Trees no savior for global warming

Researchers test theory that forests will be 'carbon sinks,' and find smaller benefits than computers forecast.

Stands of North Carolina pines are sending a sobering signal to governments preparing for a new round of global climate talks in Bonn in July.

The message: Don't count too heavily on forests to bail you out of reducing greenhouse-gases emissions. This verdict comes via experiments in which forest plots were subjected to sustained increases in carbon dioxide (CO2).

The news could alter computer models used to forecast how much heat-trapping carbon gas can be "locked up" in tree trunks, leaves, and soil. To date, the models have predicted that until 2050, forests - particularly those in the northern hemisphere - will soak up much of the CO2 that humans pump into the air.

But after nearly eight years of experiments, Duke University researchers are less optimistic. "Our results are clear. Forests will be a modest, if not disappointing, sink for carbon dioxide," says William Schlesinger, a Duke biogeochemist who led one of two teams reporting results yesterday in the journal Nature.

The results come as the Bush administration is trying to craft an alternative to the 1997 Kyoto protocols, which would commit industrial countries to cut greenhouse-gas emissions by 2012 to levels 5 percent lower than those in 1990. Conflicts over how much credit countries should receive for their forest "carbon sinks" scuttled efforts to agree on ground rules for the protocols in talks last November.
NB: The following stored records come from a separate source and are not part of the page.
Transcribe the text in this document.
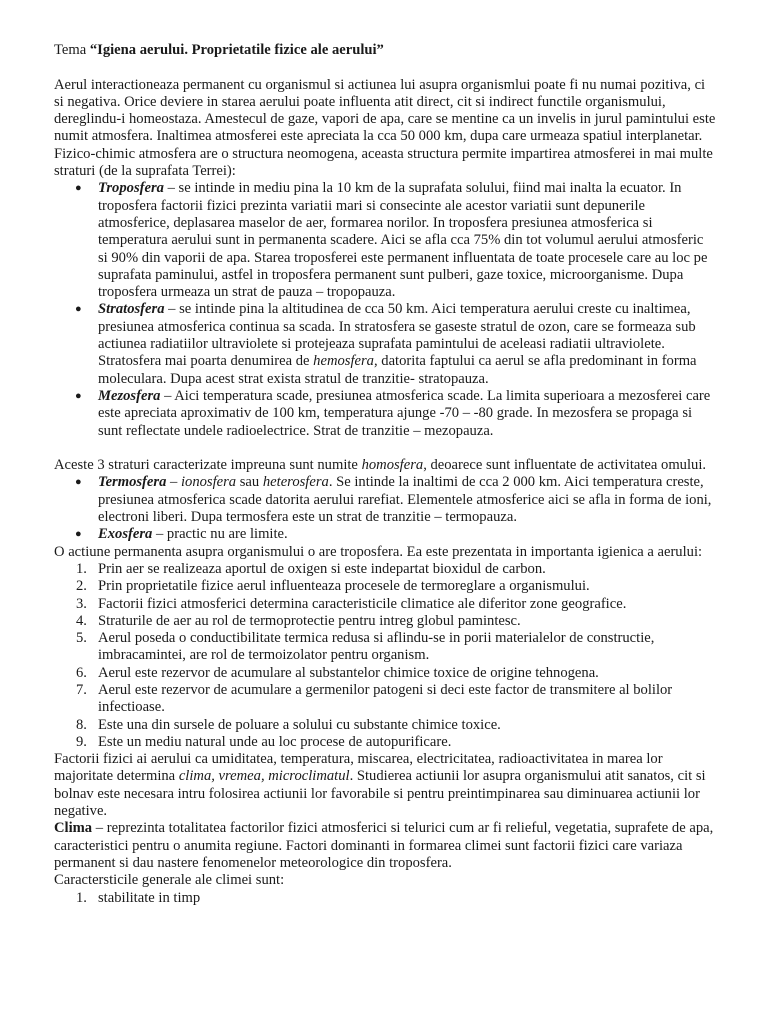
Tema “Igiena aerului. Proprietatile fizice ale aerului”

Aerul interactioneaza permanent cu organismul si actiunea lui asupra organismlui poate fi nu numai pozitiva, ci si negativa. Orice deviere in starea aerului poate influenta atit direct, cit si indirect functile organismului, dereglindu-i homeostaza. Amestecul de gaze, vapori de apa, care se mentine ca un invelis in jurul pamintului este numit atmosfera. Inaltimea atmosferei este apreciata la cca 50 000 km, dupa care urmeaza spatiul interplanetar. Fizico-chimic atmosfera are o structura neomogena, aceasta structura permite impartirea atmosferei in mai multe straturi (de la suprafata Terrei):

● Troposfera – se intinde in mediu pina la 10 km de la suprafata solului, fiind mai inalta la ecuator. In troposfera factorii fizici prezinta variatii mari si consecinte ale acestor variatii sunt depunerile atmosferice, deplasarea maselor de aer, formarea norilor. In troposfera presiunea atmosferica si temperatura aerului sunt in permanenta scadere. Aici se afla cca 75% din tot volumul aerului atmosferic si 90% din vaporii de apa. Starea troposferei este permanent influentata de toate procesele care au loc pe suprafata paminului, astfel in troposfera permanent sunt pulberi, gaze toxice, microorganisme. Dupa troposfera urmeaza un strat de pauza – tropopauza.
● Stratosfera – se intinde pina la altitudinea de cca 50 km. Aici temperatura aerului creste cu inaltimea, presiunea atmosferica continua sa scada. In stratosfera se gaseste stratul de ozon, care se formeaza sub actiunea radiatiilor ultraviolete si protejeaza suprafata pamintului de aceleasi radiatii ultraviolete. Stratosfera mai poarta denumirea de hemosfera, datorita faptului ca aerul se afla predominant in forma moleculara. Dupa acest strat exista stratul de tranzitie- stratopauza.
● Mezosfera – Aici temperatura scade, presiunea atmosferica scade. La limita superioara a mezosferei care este apreciata aproximativ de 100 km, temperatura ajunge -70 – -80 grade. In mezosfera se propaga si sunt reflectate undele radioelectrice. Strat de tranzitie – mezopauza.

Aceste 3 straturi caracterizate impreuna sunt numite homosfera, deoarece sunt influentate de activitatea omului.

● Termosfera – ionosfera sau heterosfera. Se intinde la inaltimi de cca 2 000 km. Aici temperatura creste, presiunea atmosferica scade datorita aerului rarefiat. Elementele atmosferice aici se afla in forma de ioni, electroni liberi. Dupa termosfera este un strat de tranzitie – termopauza.
● Exosfera – practic nu are limite.

O actiune permanenta asupra organismului o are troposfera. Ea este prezentata in importanta igienica a aerului:

1. Prin aer se realizeaza aportul de oxigen si este indepartat bioxidul de carbon.
2. Prin proprietatile fizice aerul influenteaza procesele de termoreglare a organismului.
3. Factorii fizici atmosferici determina caracteristicile climatice ale diferitor zone geografice.
4. Straturile de aer au rol de termoprotectie pentru intreg globul pamintesc.
5. Aerul poseda o conductibilitate termica redusa si aflindu-se in porii materialelor de constructie, imbracamintei, are rol de termoizolator pentru organism.
6. Aerul este rezervor de acumulare al substantelor chimice toxice de origine tehnogena.
7. Aerul este rezervor de acumulare a germenilor patogeni si deci este factor de transmitere al bolilor infectioase.
8. Este una din sursele de poluare a solului cu substante chimice toxice.
9. Este un mediu natural unde au loc procese de autopurificare.

Factorii fizici ai aerului ca umiditatea, temperatura, miscarea, electricitatea, radioactivitatea in marea lor majoritate determina clima, vremea, microclimatul. Studierea actiunii lor asupra organismului atit sanatos, cit si bolnav este necesara intru folosirea actiunii lor favorabile si pentru preintimpinarea sau diminuarea actiunii lor negative.

Clima – reprezinta totalitatea factorilor fizici atmosferici si telurici cum ar fi relieful, vegetatia, suprafete de apa, caracteristici pentru o anumita regiune. Factori dominanti in formarea climei sunt factorii fizici care variaza permanent si dau nastere fenomenelor meteorologice din troposfera.

Caractersticile generale ale climei sunt:

1. stabilitate in timp
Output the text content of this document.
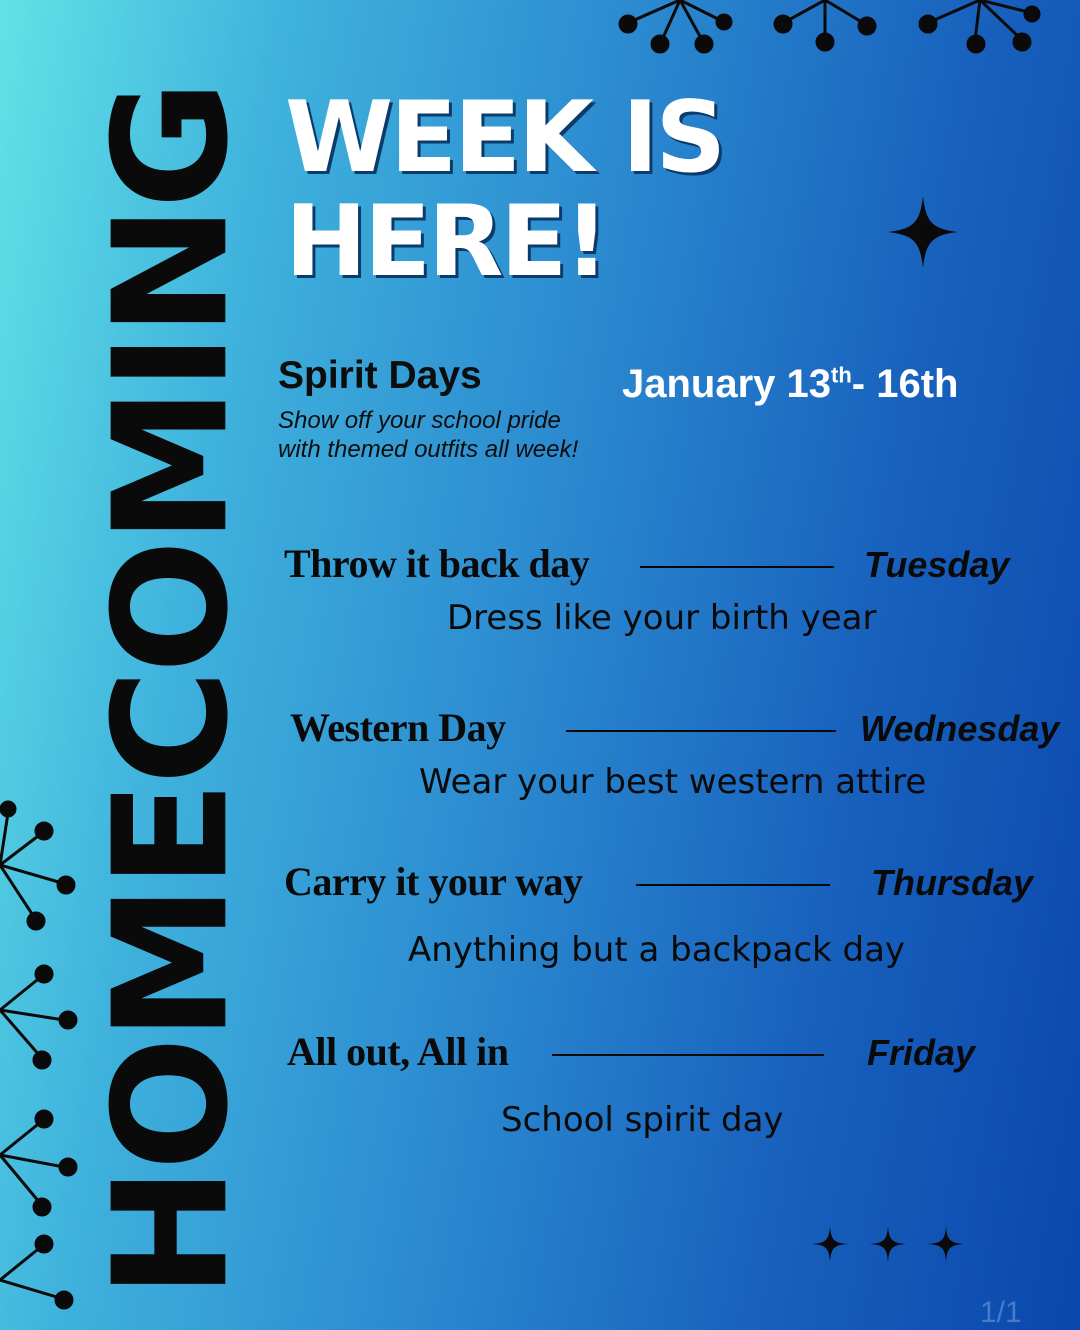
HOMECOMING WEEK IS
HERE!
Spirit Days
Show off your school pride
with themed outfits all week!
January 13th- 16th
Throw it back day	Tuesday
Dress like your birth year
Western Day	Wednesday
Wear your best western attire
Carry it your way	Thursday
Anything but a backpack day
All out, All in	Friday
School spirit day
1/1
In March, the President effectively rejected the treaty. It has also drawn opposition in the US Senate, which would have to ratify it. Earlier this week, a senior administration official was quoted as saying he hopes to have an alternative ready for Mr. Bush to take to Europe in June. Leaders there have heaped scorn on the administration for backing away from the Kyoto accord.

Scientists began the ongoing North Carolina experiments in 1993, with a prototype plot to see how forests would react to CO2 levels projected to exist by 2050.

By 1996, the experiment included three more stands of loblolly pine, with an array of towers injecting C02 into the air overhead, plus three control stands that received no extra carbon.

The trees initially responded to higher CO2 levels by producing an 24 to 34 percent more wood than the control trees, but growth tapered off to marginal increases after about three years. The limiting factor appeared to be soil nutrients. When the researchers added nitrogen fertilizer to half the trees in one CO2-rich ring, their growth accelerated compared to the unfertilized trees. Trees not receiving extra CO2 also grew faster when fertilized, but not as fast at the trees getting more fertilizer and more CO2. Moreover, a drought in 1999 cut by 25 percent the amount of CO2 sequestered.

The notion that plant growth depends on moisture and soil nutrients, as well as what's in the atmosphere, is something of a "no-duh" proposition, says Ram Oren, leader of the Duke team measuring tree growth . "Even farmers in Mesopotamia should have known that."

But these factors have not been adequately captured by computer simulations.

A team led by Dr. Schlesinger looked at how effectively forest soils would lock up carbon dioxide. While they found that leaves and other forms of forest litter built up more quickly in the CO2-rich sites, the gas also returned quickly to the atmosphere - in about three years.